The rest of Sam’s menu lassoes various Asian cuisines; true to them, the fried rice is quite elegant, but hibachi-grilled meats and fish nearly drown in overly salty sauce and nabeyaki udon is almost clunky — among its disparate parts are giant broccoli spears.

And then there is the orange clam. Sometime during the meal, it may be proferred — a special that was pushed during two visits, possibly because it’s something of an acquired taste. This giant clam is chopped into coins, served dramatically on a bamboo platform alongside its giant shell with a tangy dipping sauce and an orchid accent (there are lots of orchids here). The flesh is chewy, super briny and has a long finish — one that might seem interminably long to some.
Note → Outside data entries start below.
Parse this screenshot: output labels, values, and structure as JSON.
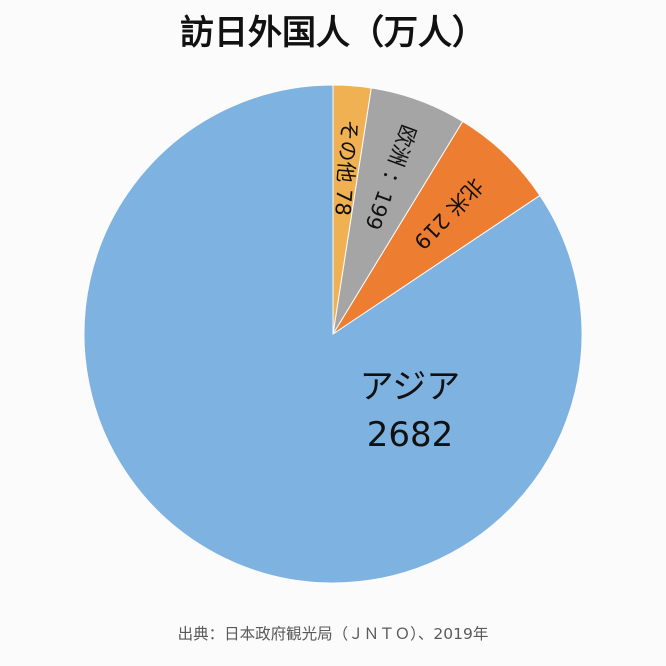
{
  "chart_data": {
    "type": "pie",
    "title": "訪日外国人（万人）",
    "start_angle_deg": 0,
    "direction": "counterclockwise",
    "slices": [
      {
        "label": "アジア",
        "value": 2682,
        "display": "2682",
        "color": "#7eb2e0"
      },
      {
        "label": "北米",
        "value": 219,
        "display": "219",
        "color": "#ed7d31"
      },
      {
        "label": "欧洲",
        "value": 199,
        "display": "：199",
        "color": "#a5a5a5"
      },
      {
        "label": "その他",
        "value": 78,
        "display": "78",
        "color": "#f0b152"
      }
    ]
  },
  "source": "出典：日本政府観光局（ＪＮＴＯ）、2019年"
}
Sam’s sake list is solid, with attractive choices at multiple price points. There’s also Japanese beer and generous pours of wine, as well as an exuberant cocktail menu — but one that must wait for the liquor license to come through. By then, enough people may have discovered Sam’s to jump-start the shipments of special fish, so those early aspirations can come to be.